Architecture

A condensed extract of the design constraints. For implementation depth, see CLAUDE.md at the repo root.

The flow

Hover is MCP-first. The authoring engine is an MCP server you add to your own coding agent; that agent is the intelligence, and Hover guarantees fidelity at the output. The full path of one test_app run:

your coding agent (Claude Code / Cursor / …)
  ↕ MCP (stdio)
@hover-dev/mcp  ──  grounded actuation tools + crystallize_spec
  │   (a thin frontend over the engine)
@hover-dev/core  ──  the engine: launch/connect debug Chrome, grounded
  │                   locate + actuate, deterministic crystallize, .hover/ memory
  ↕ CDP
isolated debug Chrome
  ↕ DOM
your dev server / app
       │
       └─ crystallize_spec ──▶ __vibe_tests__/<flow>.spec.ts   (plain Playwright, no AI)

The roles split cleanly:

@hover-dev/mcp — the thin MCP frontend. Registers the grounded tools (click_control / fill_control / …), browser_navigate / browser_snapshot, crystallize_spec, the recall / record_fact memory tools, and the test_app prompt. Spawns no agent of its own.
@hover-dev/core — the engine. Owns the Playwright CDP preflight, the grounded locate-and-actuate over CDP, the deterministic writeSpec crystallizer, and the .hover/ memory loaders.
The VS Code extension — an engine-free review cockpit: a Business Map graph + a Dashboard. It reviews; it drives no agent.

Boundary constraints

These are load-bearing — several are non-obvious:

The agent never launches its own Chromium. The engine connects to a debug Chrome on the CDP port via connectOverCDP and picks the existing context / page whose URL matches the target origin.
The engine is allowed to spawn one specific Chrome: the isolated debug Chrome under <tmpdir>/hover-chrome, launched on demand. It is not the user's primary Chrome profile.
Grounded actuation is the fidelity mechanism. The agent acts through click_control / fill_control / select_control / check_control, which take a grounded target (role+name → testId → text) read off the snapshot and run it via page.getByRole(...) over CDP. The selector that drives the action is the one crystallized — so record == replay.
Crystallization is deterministic. crystallize_spec translates the recorded grounded steps to Playwright with no LLM at code-emit time. The agent never freehand-writes the spec.
No upload path. Hover bundles no model and no keys (BYO-CLI). Your agent talks to its own provider; the engine has no LLM SDK code and no telemetry.
Generated Playwright code prefers page.getByRole / getByText over CSS / XPath selectors.
Cookies / localStorage never transit the engine; auth state stays inside the browser and is handled by Playwright in-process.

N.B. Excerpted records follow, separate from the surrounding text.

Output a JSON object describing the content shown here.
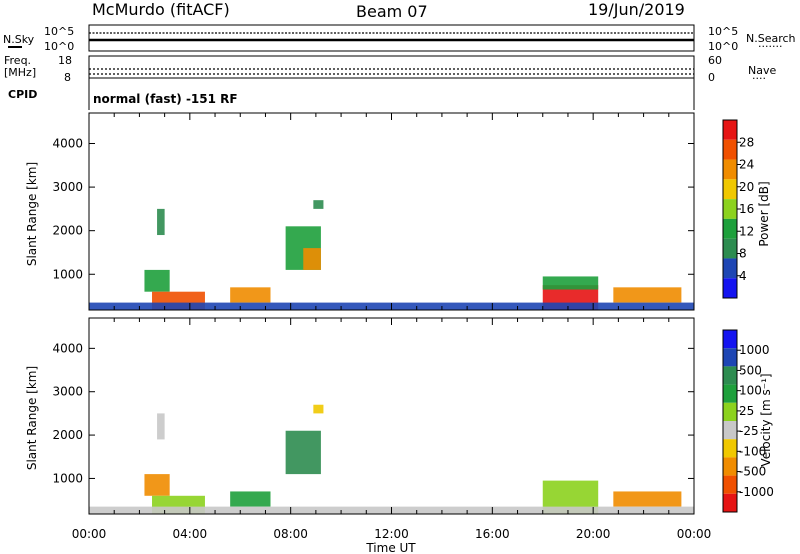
{
  "header": {
    "station": "McMurdo (fitACF)",
    "beam": "Beam 07",
    "date": "19/Jun/2019"
  },
  "status_panel": {
    "nsky_label": "N.Sky",
    "nsearch_label": "N.Search",
    "freq_label_1": "Freq.",
    "freq_label_2": "[MHz]",
    "nave_label": "Nave",
    "cpid_label": "CPID",
    "cpid_text": "normal (fast) -151 RF",
    "noise_ticks": [
      "10^5",
      "10^0"
    ],
    "noise_right_ticks": [
      "10^5",
      "10^0"
    ],
    "freq_ticks": [
      "18",
      "8"
    ],
    "nave_ticks": [
      "60",
      "0"
    ],
    "legend_dots_1": "·······",
    "legend_dots_2": "····"
  },
  "chart_data": [
    {
      "type": "heatmap",
      "name": "power",
      "ylabel": "Slant Range [km]",
      "xlabel": "",
      "x_ticks": [
        "00:00",
        "04:00",
        "08:00",
        "12:00",
        "16:00",
        "20:00",
        "00:00"
      ],
      "y_ticks": [
        "1000",
        "2000",
        "3000",
        "4000"
      ],
      "xlim": [
        0,
        24
      ],
      "ylim": [
        180,
        4700
      ],
      "colorbar": {
        "label": "Power [dB]",
        "ticks": [
          "28",
          "24",
          "20",
          "16",
          "12",
          "8",
          "4"
        ],
        "colors": [
          "#1414f0",
          "#1e46b4",
          "#2d8c50",
          "#1ea03c",
          "#8cd21e",
          "#f0c800",
          "#f08c00",
          "#f05000",
          "#e61414"
        ]
      },
      "patches": [
        {
          "t0": 2.2,
          "t1": 3.2,
          "r0": 600,
          "r1": 1100,
          "level": 3
        },
        {
          "t0": 2.5,
          "t1": 4.6,
          "r0": 180,
          "r1": 600,
          "level": 7
        },
        {
          "t0": 2.7,
          "t1": 3.0,
          "r0": 1900,
          "r1": 2500,
          "level": 2
        },
        {
          "t0": 5.6,
          "t1": 7.2,
          "r0": 350,
          "r1": 700,
          "level": 6
        },
        {
          "t0": 7.8,
          "t1": 9.2,
          "r0": 1100,
          "r1": 2100,
          "level": 3
        },
        {
          "t0": 8.5,
          "t1": 9.2,
          "r0": 1100,
          "r1": 1600,
          "level": 6
        },
        {
          "t0": 8.9,
          "t1": 9.3,
          "r0": 2500,
          "r1": 2700,
          "level": 2
        },
        {
          "t0": 18.0,
          "t1": 20.2,
          "r0": 180,
          "r1": 750,
          "level": 8
        },
        {
          "t0": 18.0,
          "t1": 20.2,
          "r0": 650,
          "r1": 950,
          "level": 3
        },
        {
          "t0": 20.8,
          "t1": 23.5,
          "r0": 350,
          "r1": 700,
          "level": 6
        },
        {
          "t0": 0.0,
          "t1": 24.0,
          "r0": 180,
          "r1": 350,
          "level": 1
        }
      ]
    },
    {
      "type": "heatmap",
      "name": "velocity",
      "ylabel": "Slant Range [km]",
      "xlabel": "Time UT",
      "x_ticks": [
        "00:00",
        "04:00",
        "08:00",
        "12:00",
        "16:00",
        "20:00",
        "00:00"
      ],
      "y_ticks": [
        "1000",
        "2000",
        "3000",
        "4000"
      ],
      "xlim": [
        0,
        24
      ],
      "ylim": [
        180,
        4700
      ],
      "colorbar": {
        "label": "Velocity [m s⁻¹]",
        "ticks": [
          "1000",
          "500",
          "100",
          "25",
          "-25",
          "-100",
          "-500",
          "-1000"
        ],
        "colors": [
          "#e61414",
          "#f05000",
          "#f08c00",
          "#f0c800",
          "#c8c8c8",
          "#8cd21e",
          "#1ea03c",
          "#2d8c50",
          "#1e46b4",
          "#1414f0"
        ]
      },
      "patches": [
        {
          "t0": 2.2,
          "t1": 3.2,
          "r0": 600,
          "r1": 1100,
          "level": 2
        },
        {
          "t0": 2.5,
          "t1": 4.6,
          "r0": 180,
          "r1": 600,
          "level": 5
        },
        {
          "t0": 2.7,
          "t1": 3.0,
          "r0": 1900,
          "r1": 2500,
          "level": 4
        },
        {
          "t0": 5.6,
          "t1": 7.2,
          "r0": 350,
          "r1": 700,
          "level": 6
        },
        {
          "t0": 7.8,
          "t1": 9.2,
          "r0": 1100,
          "r1": 2100,
          "level": 7
        },
        {
          "t0": 8.9,
          "t1": 9.3,
          "r0": 2500,
          "r1": 2700,
          "level": 3
        },
        {
          "t0": 18.0,
          "t1": 20.2,
          "r0": 180,
          "r1": 950,
          "level": 5
        },
        {
          "t0": 20.8,
          "t1": 23.5,
          "r0": 350,
          "r1": 700,
          "level": 2
        },
        {
          "t0": 0.0,
          "t1": 24.0,
          "r0": 180,
          "r1": 350,
          "level": 4
        }
      ]
    }
  ]
}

Why isolated debug Chrome, not the user's normal browser?

Hover deliberately does not attach to the user's primary Chrome profile. Doing so would require relaunching the everyday browser with --remote-debugging-port and would expose every tab, cookie, and extension to whatever the agent does. The trade-off is honest: you log into the app once inside the debug Chrome, but the profile dir at <tmpdir>/hover-chrome persists across runs.

Why grounded tools instead of a free-form "click the button"?

A loose element description doesn't round-trip to a replayable selector — it crystallizes as a confabulated getByText that may not match next time. The grounded tools take a target read straight off the snapshot, so the saved selector is the one that actually drove the run. This is the whole reason the MCP exposes its own actuation tools rather than handing the agent a generic browser MCP.